With the average cost related to CAUTIs ranging from $749 to $832 each and surgical site infections $11,087 to $29,443 each, the researchers estimate that if Pennsylvania hospitals could decrease nurse burnout rates from an average of 30 percent to 10 percent, it could prevent an estimated 4,160 infections annually with an associated savings of $41 million.
“Our study also confirms that it can cost hospitals significantly more to underinvest in nurse staffing and work environment reforms when the high cost of caring for infections is taken into account,” Aiken said. “Increasingly hospitals will not be reimbursed for treatment of preventable infections. Thus the cost to the hospital of infections will be more than simply making the appropriate investments in safe staffing and good work environments.”

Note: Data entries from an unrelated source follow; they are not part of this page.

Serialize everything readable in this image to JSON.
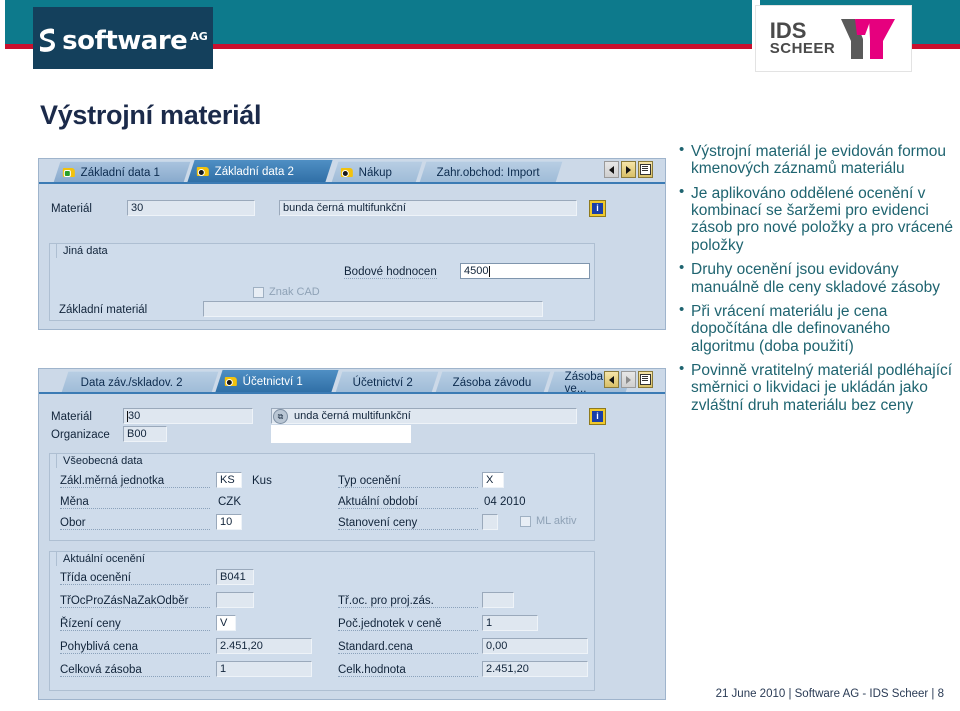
{
  "header": {
    "brand_logo_text": "software",
    "brand_logo_suffix": "AG",
    "partner_logo_line1": "IDS",
    "partner_logo_line2": "SCHEER",
    "teal_color": "#0d7a8c",
    "red_color": "#c8102e",
    "navy_color": "#14405c",
    "magenta_color": "#e6007e"
  },
  "slide": {
    "title": "Výstrojní materiál"
  },
  "screenshot": {
    "window1": {
      "tabs": [
        {
          "label": "Základní data 1",
          "icon": "folder-check-icon",
          "active": false
        },
        {
          "label": "Základní data 2",
          "icon": "folder-dot-icon",
          "active": true
        },
        {
          "label": "Nákup",
          "icon": "folder-dot-icon",
          "active": false
        },
        {
          "label": "Zahr.obchod: Import",
          "icon": "none",
          "active": false
        }
      ],
      "nav": {
        "prev": "◀",
        "next": "▶",
        "list": "list-icon"
      },
      "material_label": "Materiál",
      "material_value": "30",
      "material_desc": "bunda černá multifunkční",
      "info_button": "i",
      "group": {
        "title": "Jiná data",
        "score_label": "Bodové hodnocen",
        "score_value": "4500",
        "cad_checkbox_label": "Znak CAD",
        "cad_checked": false,
        "base_material_label": "Základní materiál",
        "base_material_value": ""
      }
    },
    "window2": {
      "tabs": [
        {
          "label": "Data záv./skladov. 2",
          "icon": "none",
          "active": false
        },
        {
          "label": "Účetnictví 1",
          "icon": "folder-dot-icon",
          "active": true
        },
        {
          "label": "Účetnictví 2",
          "icon": "none",
          "active": false
        },
        {
          "label": "Zásoba závodu",
          "icon": "none",
          "active": false
        },
        {
          "label": "Zásoba ve...",
          "icon": "none",
          "active": false
        }
      ],
      "nav": {
        "prev": "◀",
        "next": "▶",
        "list": "list-icon"
      },
      "material_label": "Materiál",
      "material_value": "30",
      "material_desc": "unda černá multifunkční",
      "org_label": "Organizace",
      "org_value": "B00",
      "info_button": "i",
      "general": {
        "title": "Všeobecná data",
        "rows_left": [
          {
            "label": "Zákl.měrná jednotka",
            "value": "KS",
            "extra": "Kus"
          },
          {
            "label": "Měna",
            "value": "CZK",
            "extra": ""
          },
          {
            "label": "Obor",
            "value": "10",
            "extra": ""
          }
        ],
        "rows_right": [
          {
            "label": "Typ ocenění",
            "value": "X",
            "extra": ""
          },
          {
            "label": "Aktuální období",
            "value": "",
            "extra": "04  2010"
          },
          {
            "label": "Stanovení ceny",
            "value": "",
            "extra": ""
          }
        ],
        "ml_checkbox_label": "ML aktiv",
        "ml_checked": false
      },
      "valuation": {
        "title": "Aktuální ocenění",
        "rows": [
          {
            "label_l": "Třída ocenění",
            "value_l": "B041",
            "label_r": "",
            "value_r": ""
          },
          {
            "label_l": "TřOcProZásNaZakOdběr",
            "value_l": "",
            "label_r": "Tř.oc. pro proj.zás.",
            "value_r": ""
          },
          {
            "label_l": "Řízení ceny",
            "value_l": "V",
            "label_r": "Poč.jednotek v ceně",
            "value_r": "1"
          },
          {
            "label_l": "Pohyblivá cena",
            "value_l": "2.451,20",
            "label_r": "Standard.cena",
            "value_r": "0,00"
          },
          {
            "label_l": "Celková zásoba",
            "value_l": "1",
            "label_r": "Celk.hodnota",
            "value_r": "2.451,20"
          }
        ]
      }
    }
  },
  "bullets": [
    "Výstrojní materiál je evidován formou kmenových záznamů materiálu",
    "Je aplikováno oddělené ocenění v kombinací se šaržemi pro evidenci zásob pro nové položky a pro vrácené položky",
    "Druhy ocenění jsou evidovány manuálně dle ceny skladové zásoby",
    "Při vrácení materiálu je cena dopočítána dle definovaného algoritmu (doba použití)",
    "Povinně vratitelný materiál podléhající směrnici o likvidaci je ukládán jako zvláštní druh materiálu bez ceny"
  ],
  "footer": {
    "text": "21 June 2010  |  Software AG - IDS Scheer  |  8"
  }
}
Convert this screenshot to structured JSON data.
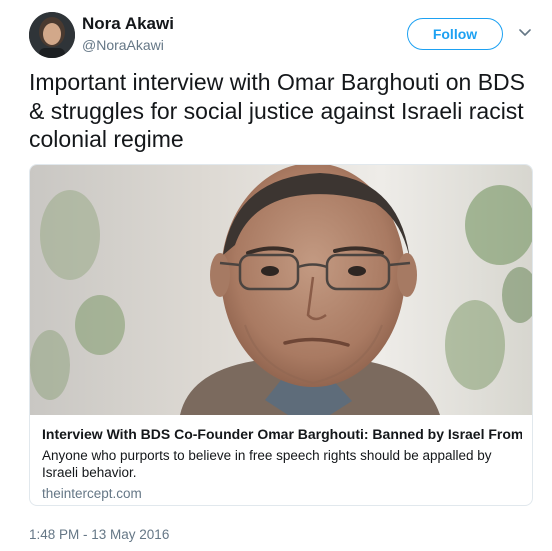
{
  "user": {
    "name": "Nora Akawi",
    "handle": "@NoraAkawi",
    "follow_label": "Follow"
  },
  "tweet": {
    "text": "Important interview with Omar Barghouti on BDS & struggles for social justice against Israeli racist colonial regime",
    "timestamp": "1:48 PM - 13 May 2016"
  },
  "card": {
    "title": "Interview With BDS Co-Founder Omar Barghouti: Banned by Israel From Trav...",
    "description": "Anyone who purports to believe in free speech rights should be appalled by Israeli behavior.",
    "domain": "theintercept.com"
  },
  "colors": {
    "accent": "#1da1f2",
    "secondary_text": "#657786",
    "border": "#e1e8ed"
  },
  "icons": {
    "more": "chevron-down-icon"
  }
}
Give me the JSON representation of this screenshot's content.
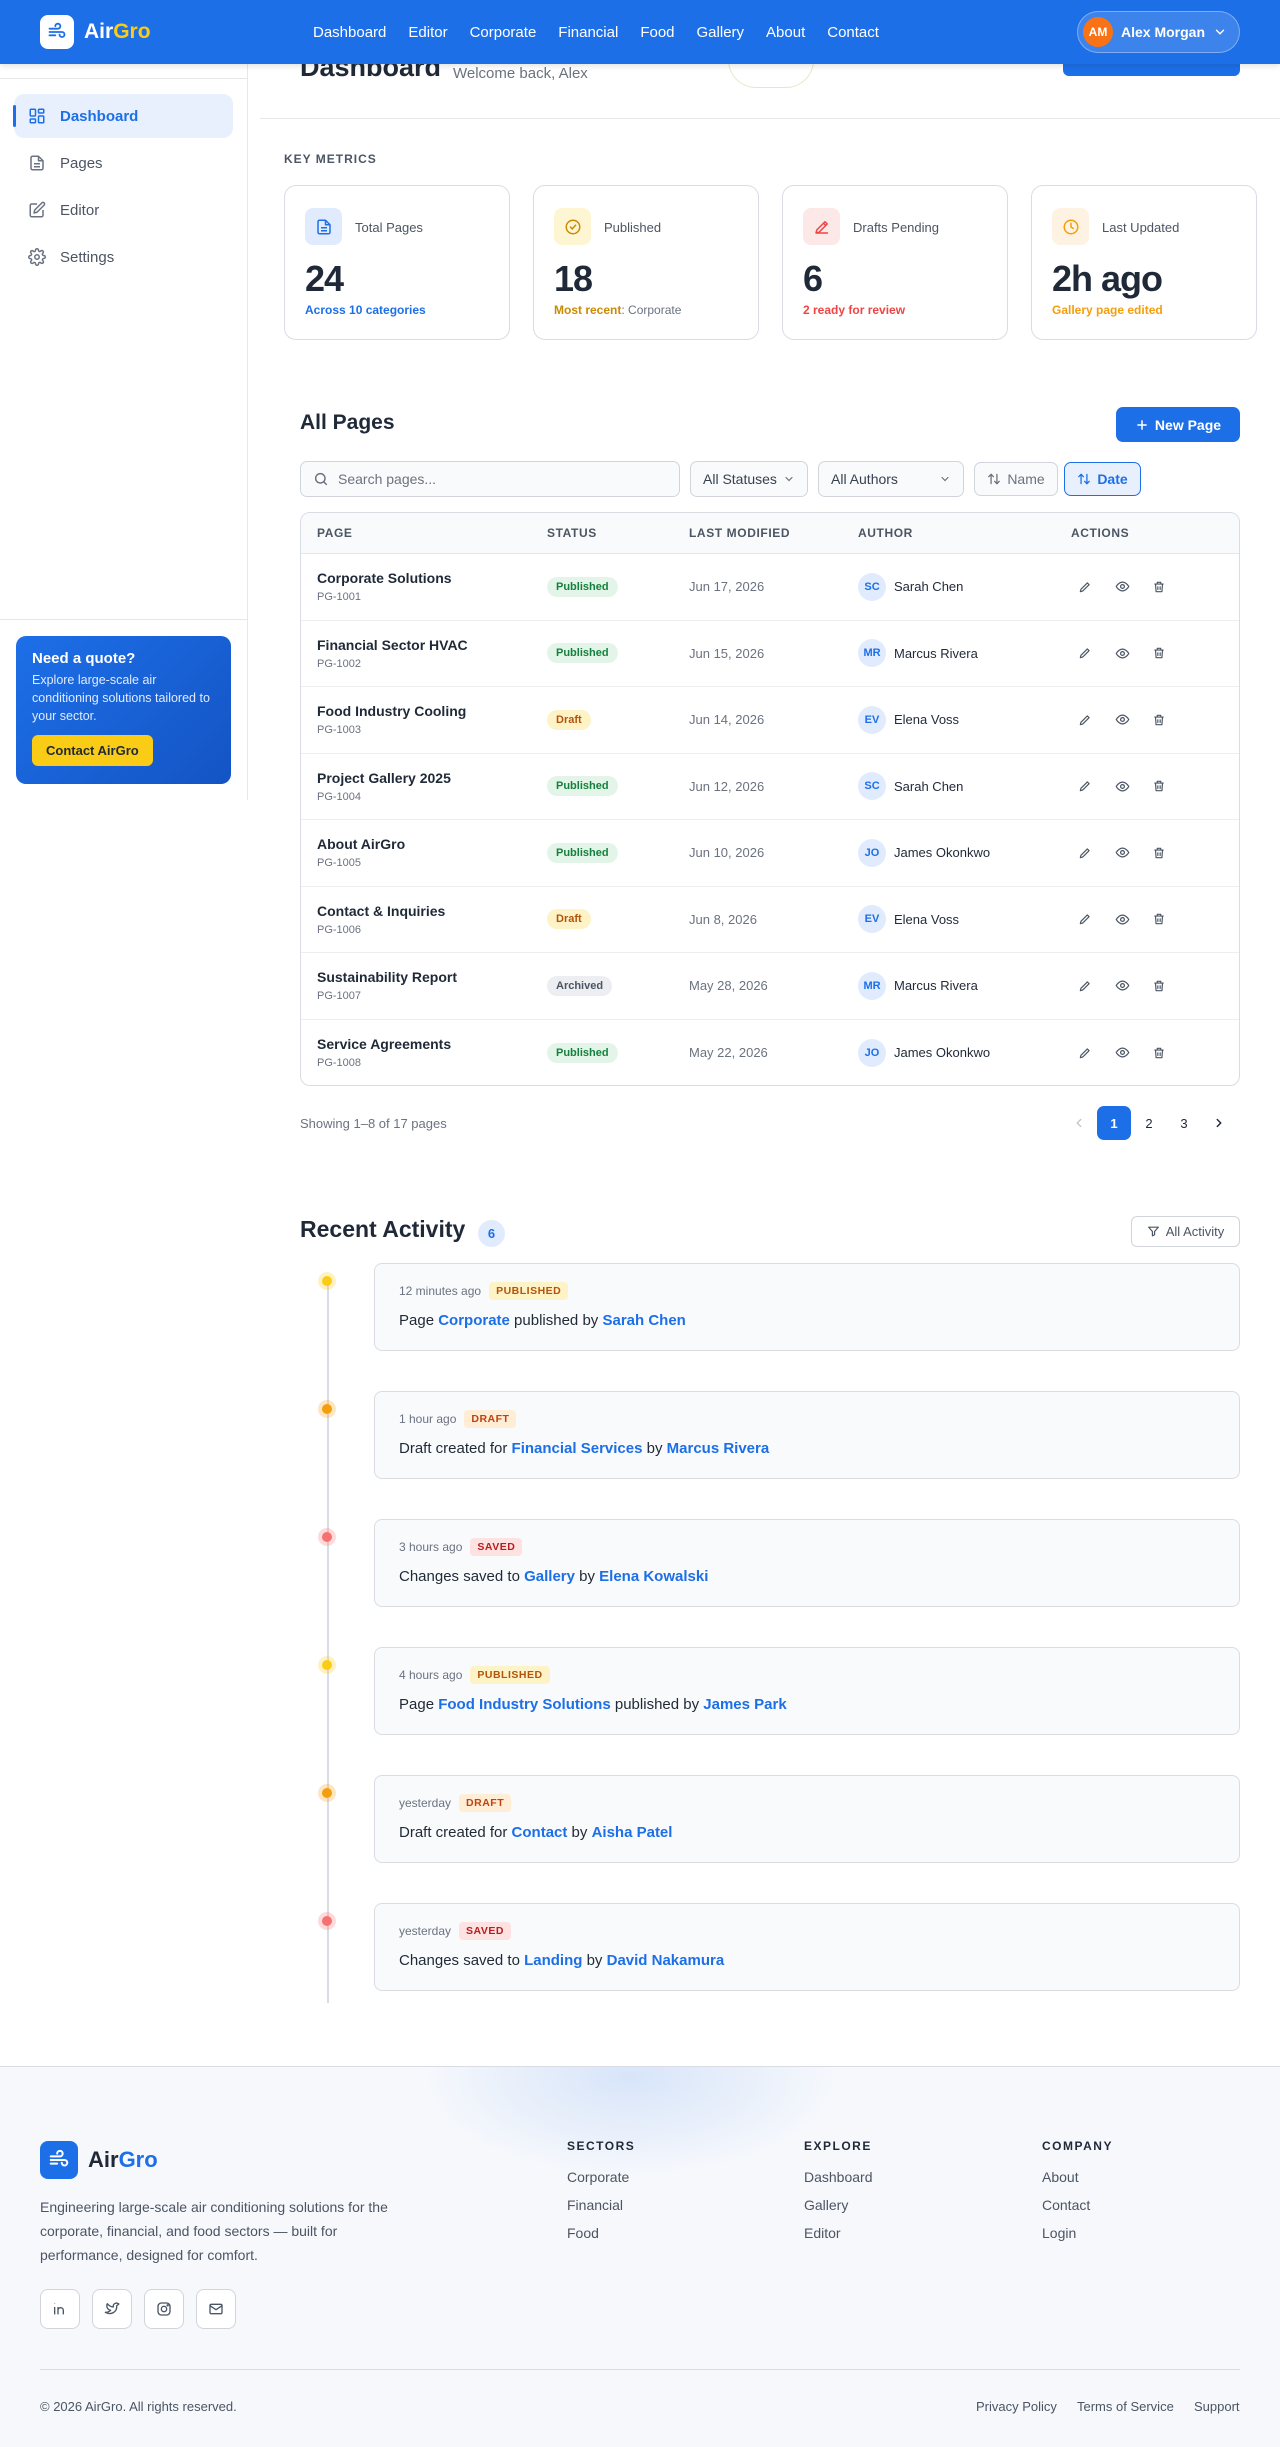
{
  "brand": {
    "name_part1": "Air",
    "name_part2": "Gro"
  },
  "nav": [
    "Dashboard",
    "Editor",
    "Corporate",
    "Financial",
    "Food",
    "Gallery",
    "About",
    "Contact"
  ],
  "user": {
    "initials": "AM",
    "name": "Alex Morgan"
  },
  "sidebar": {
    "items": [
      {
        "label": "Dashboard",
        "icon": "dashboard-icon",
        "active": true
      },
      {
        "label": "Pages",
        "icon": "pages-icon",
        "active": false
      },
      {
        "label": "Editor",
        "icon": "editor-icon",
        "active": false
      },
      {
        "label": "Settings",
        "icon": "gear-icon",
        "active": false
      }
    ],
    "quote": {
      "title": "Need a quote?",
      "text": "Explore large-scale air conditioning solutions tailored to your sector.",
      "button": "Contact AirGro"
    }
  },
  "header": {
    "title": "Dashboard",
    "subtitle": "Welcome back, Alex"
  },
  "metrics": {
    "label": "KEY METRICS",
    "cards": [
      {
        "label": "Total Pages",
        "value": "24",
        "note": "Across 10 categories",
        "note_extra": "",
        "accent": "#1d6fe8",
        "icon": "document-icon"
      },
      {
        "label": "Published",
        "value": "18",
        "note": "Most recent",
        "note_extra": ": Corporate",
        "accent": "#ca8a04",
        "icon": "check-circle-icon"
      },
      {
        "label": "Drafts Pending",
        "value": "6",
        "note": "2 ready for review",
        "note_extra": "",
        "accent": "#ef4444",
        "icon": "pencil-icon"
      },
      {
        "label": "Last Updated",
        "value": "2h ago",
        "note": "Gallery page edited",
        "note_extra": "",
        "accent": "#f59e0b",
        "icon": "clock-icon"
      }
    ]
  },
  "pages": {
    "title": "All Pages",
    "new_button": "New Page",
    "search_placeholder": "Search pages...",
    "status_filter": "All Statuses",
    "author_filter": "All Authors",
    "sort_name": "Name",
    "sort_date": "Date",
    "columns": [
      "PAGE",
      "STATUS",
      "LAST MODIFIED",
      "AUTHOR",
      "ACTIONS"
    ],
    "rows": [
      {
        "name": "Corporate Solutions",
        "id": "PG-1001",
        "status": "Published",
        "modified": "Jun 17, 2026",
        "initials": "SC",
        "author": "Sarah Chen"
      },
      {
        "name": "Financial Sector HVAC",
        "id": "PG-1002",
        "status": "Published",
        "modified": "Jun 15, 2026",
        "initials": "MR",
        "author": "Marcus Rivera"
      },
      {
        "name": "Food Industry Cooling",
        "id": "PG-1003",
        "status": "Draft",
        "modified": "Jun 14, 2026",
        "initials": "EV",
        "author": "Elena Voss"
      },
      {
        "name": "Project Gallery 2025",
        "id": "PG-1004",
        "status": "Published",
        "modified": "Jun 12, 2026",
        "initials": "SC",
        "author": "Sarah Chen"
      },
      {
        "name": "About AirGro",
        "id": "PG-1005",
        "status": "Published",
        "modified": "Jun 10, 2026",
        "initials": "JO",
        "author": "James Okonkwo"
      },
      {
        "name": "Contact & Inquiries",
        "id": "PG-1006",
        "status": "Draft",
        "modified": "Jun 8, 2026",
        "initials": "EV",
        "author": "Elena Voss"
      },
      {
        "name": "Sustainability Report",
        "id": "PG-1007",
        "status": "Archived",
        "modified": "May 28, 2026",
        "initials": "MR",
        "author": "Marcus Rivera"
      },
      {
        "name": "Service Agreements",
        "id": "PG-1008",
        "status": "Published",
        "modified": "May 22, 2026",
        "initials": "JO",
        "author": "James Okonkwo"
      }
    ],
    "showing": "Showing 1–8 of 17 pages",
    "pagination": [
      "1",
      "2",
      "3"
    ],
    "current_page": "1"
  },
  "activity": {
    "title": "Recent Activity",
    "count": "6",
    "filter_button": "All Activity",
    "items": [
      {
        "time": "12 minutes ago",
        "tag": "PUBLISHED",
        "kind": "pub",
        "pre": "Page ",
        "target": "Corporate",
        "mid": " published by ",
        "person": "Sarah Chen",
        "dot": "#facc15"
      },
      {
        "time": "1 hour ago",
        "tag": "DRAFT",
        "kind": "draft",
        "pre": "Draft created for ",
        "target": "Financial Services",
        "mid": " by ",
        "person": "Marcus Rivera",
        "dot": "#f59e0b"
      },
      {
        "time": "3 hours ago",
        "tag": "SAVED",
        "kind": "saved",
        "pre": "Changes saved to ",
        "target": "Gallery",
        "mid": " by ",
        "person": "Elena Kowalski",
        "dot": "#f87171"
      },
      {
        "time": "4 hours ago",
        "tag": "PUBLISHED",
        "kind": "pub",
        "pre": "Page ",
        "target": "Food Industry Solutions",
        "mid": " published by ",
        "person": "James Park",
        "dot": "#facc15"
      },
      {
        "time": "yesterday",
        "tag": "DRAFT",
        "kind": "draft",
        "pre": "Draft created for ",
        "target": "Contact",
        "mid": " by ",
        "person": "Aisha Patel",
        "dot": "#f59e0b"
      },
      {
        "time": "yesterday",
        "tag": "SAVED",
        "kind": "saved",
        "pre": "Changes saved to ",
        "target": "Landing",
        "mid": " by ",
        "person": "David Nakamura",
        "dot": "#f87171"
      }
    ]
  },
  "footer": {
    "description": "Engineering large-scale air conditioning solutions for the corporate, financial, and food sectors — built for performance, designed for comfort.",
    "socials": [
      "linkedin-icon",
      "twitter-icon",
      "instagram-icon",
      "mail-icon"
    ],
    "columns": [
      {
        "title": "SECTORS",
        "links": [
          "Corporate",
          "Financial",
          "Food"
        ]
      },
      {
        "title": "EXPLORE",
        "links": [
          "Dashboard",
          "Gallery",
          "Editor"
        ]
      },
      {
        "title": "COMPANY",
        "links": [
          "About",
          "Contact",
          "Login"
        ]
      }
    ],
    "copyright": "© 2026 AirGro. All rights reserved.",
    "legal": [
      "Privacy Policy",
      "Terms of Service",
      "Support"
    ]
  }
}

Parker thought the cost estimates are likely on the low side. In her experience, decreasing infections can save a hospital millions of dollars.
“Does quality pay? Absolutely,” Parker said. In addition, she cited the human toll of increased morbidity and mortality. A hospital-associated infection can become a life-changing event for patients and create a cascade of negative outcomes.
Workload is one burnout contributing factor, but other elements, such as the environment, support from leadership and relationships with colleagues, also come into play, said Cimiotti, who added that she understands hospitals may not have the financial resources to add more nurses, but improving the organizational climate costs nothing.
“Part of it is changing the culture of organizations to one of patient safety,” Patrick said. “Quality pays, and just throwing people at it is not the answer. You have to have that culture of safety and the things the authors mentioned in the article--support and engagement and all of those things.”